Madagascar’s spiny forest gets little rain, so the elephant tree’s trunk swells to store water for the dry times. Look closely, and you’ll see grooves in its bark that help funnel rainwater to the roots. Elephant trees can reach 30 feet in height and provide perching and nesting sites for a variety of bird species. Lemurs and other mammals have been known to bite into the elephant tree’s bark in search of moisture.

Blooming Buffet

A unique region of coastal southern Africa is known as the fynbos (FIN-bose)—an Afrikaans word meaning “fine bush”—due to its diminutive plant life. The fynbos is another biodiversity hotspot. Trees are few and far between, but proteas like the giant orange nodding pincushion Leucospermum cordifolium stand tall in this elfin forest, which provides a backdrop to beaches that are home to African penguins.

A giant orange nodding pincushion protea does its best to attract pollinators.

In the fynbos, proteas grow in a wide variety of shapes and sizes, their odd-looking blossoms poking up from among the other low-growing plants. Their nectar attracts insects, which in turn provide a buffet that supports birds and other wildlife. The proteas benefit, too—insects, birds, and even small mammals pollinate the plants as they go from flower to flower.

Spectacular Specimens

Two extraordinary cycads, also native to southern Africa, will make their Zoo debut in Africa Rocks. One is a 500-year-old, critically endangered Albany cycad Encephalartos latifrons. The other is a Wood’s cycad E. woodii—a species that’s extinct in the wild, represented today only by individuals at a few botanic gardens. They may look a bit like palm trees, but cycads are actually more closely related to conifers—a fact that becomes more obvious when they produce their cones. Unlike conifers, however, which usually have male and female cones on the same plant, cycads often bear male and female cones on separate plants.

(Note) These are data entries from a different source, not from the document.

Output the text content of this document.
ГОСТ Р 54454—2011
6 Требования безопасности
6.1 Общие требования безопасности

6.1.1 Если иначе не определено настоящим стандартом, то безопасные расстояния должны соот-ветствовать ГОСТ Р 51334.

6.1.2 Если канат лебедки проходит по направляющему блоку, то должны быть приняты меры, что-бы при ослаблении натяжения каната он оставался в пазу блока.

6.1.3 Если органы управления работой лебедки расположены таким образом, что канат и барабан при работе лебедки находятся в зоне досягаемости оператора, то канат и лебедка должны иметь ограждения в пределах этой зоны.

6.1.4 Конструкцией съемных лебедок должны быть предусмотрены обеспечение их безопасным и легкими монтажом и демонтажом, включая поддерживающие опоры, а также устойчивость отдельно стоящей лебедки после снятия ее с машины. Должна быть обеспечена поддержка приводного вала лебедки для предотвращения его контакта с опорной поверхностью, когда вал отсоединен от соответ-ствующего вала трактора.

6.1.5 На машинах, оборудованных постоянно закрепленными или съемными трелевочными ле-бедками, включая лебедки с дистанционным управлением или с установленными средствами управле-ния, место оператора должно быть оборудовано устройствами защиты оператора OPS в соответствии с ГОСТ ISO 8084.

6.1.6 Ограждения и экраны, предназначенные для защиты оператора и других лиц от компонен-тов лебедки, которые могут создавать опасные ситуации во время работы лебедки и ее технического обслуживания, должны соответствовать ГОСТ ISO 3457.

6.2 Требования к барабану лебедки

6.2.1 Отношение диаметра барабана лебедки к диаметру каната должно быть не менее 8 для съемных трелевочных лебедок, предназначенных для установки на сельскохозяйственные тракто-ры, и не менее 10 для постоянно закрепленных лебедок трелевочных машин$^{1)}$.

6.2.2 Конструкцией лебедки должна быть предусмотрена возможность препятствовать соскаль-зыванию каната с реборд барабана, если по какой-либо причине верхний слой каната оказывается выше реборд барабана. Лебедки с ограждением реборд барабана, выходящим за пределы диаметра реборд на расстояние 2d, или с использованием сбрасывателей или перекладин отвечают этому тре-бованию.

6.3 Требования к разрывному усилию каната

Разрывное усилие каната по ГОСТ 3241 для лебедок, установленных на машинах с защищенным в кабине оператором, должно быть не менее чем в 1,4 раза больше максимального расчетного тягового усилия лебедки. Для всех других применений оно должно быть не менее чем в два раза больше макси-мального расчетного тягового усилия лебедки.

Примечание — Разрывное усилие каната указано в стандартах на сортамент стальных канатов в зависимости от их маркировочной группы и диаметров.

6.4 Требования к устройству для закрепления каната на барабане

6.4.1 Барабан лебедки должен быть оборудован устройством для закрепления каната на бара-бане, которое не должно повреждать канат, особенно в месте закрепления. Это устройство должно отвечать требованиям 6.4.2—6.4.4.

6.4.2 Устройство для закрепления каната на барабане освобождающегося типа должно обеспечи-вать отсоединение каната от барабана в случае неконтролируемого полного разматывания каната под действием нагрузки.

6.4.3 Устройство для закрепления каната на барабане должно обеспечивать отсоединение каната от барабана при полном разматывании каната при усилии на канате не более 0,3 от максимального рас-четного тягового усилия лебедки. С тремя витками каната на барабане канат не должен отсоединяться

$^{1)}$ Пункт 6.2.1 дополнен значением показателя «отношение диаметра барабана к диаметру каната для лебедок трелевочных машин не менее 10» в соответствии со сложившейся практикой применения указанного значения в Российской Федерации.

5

Two unique and rare cycads are prepared for their new home in Africa Rocks.

Although cycads have been around since the age of the dinosaurs, more than half the known species are threatened. They serve as a reminder of the importance of protecting biodiversity in Africa and elsewhere. While most of our planet’s habitats are now affected by humans, communities and conservation groups are banding together and looking for sustainable solutions that allow both people and habitats to thrive.

A Breath of Fresh Air

We can thank the state of Nebraska for leading the US in the first Arbor Day celebration in 1872, planting thousands of trees. When President Theodore Roosevelt issued the very first national “Arbor Day Proclamation to the School Children of the United States” 35 years later, we can be pretty sure he wasn’t envisioning cycads or elephant trees. This Arbor Day, take a deep breath—and thank all the plants that produce the oxygen we need. Whether you take a shovel to the earth to plant a tree, or dust off your hand trowel to pot a protea, we salute you!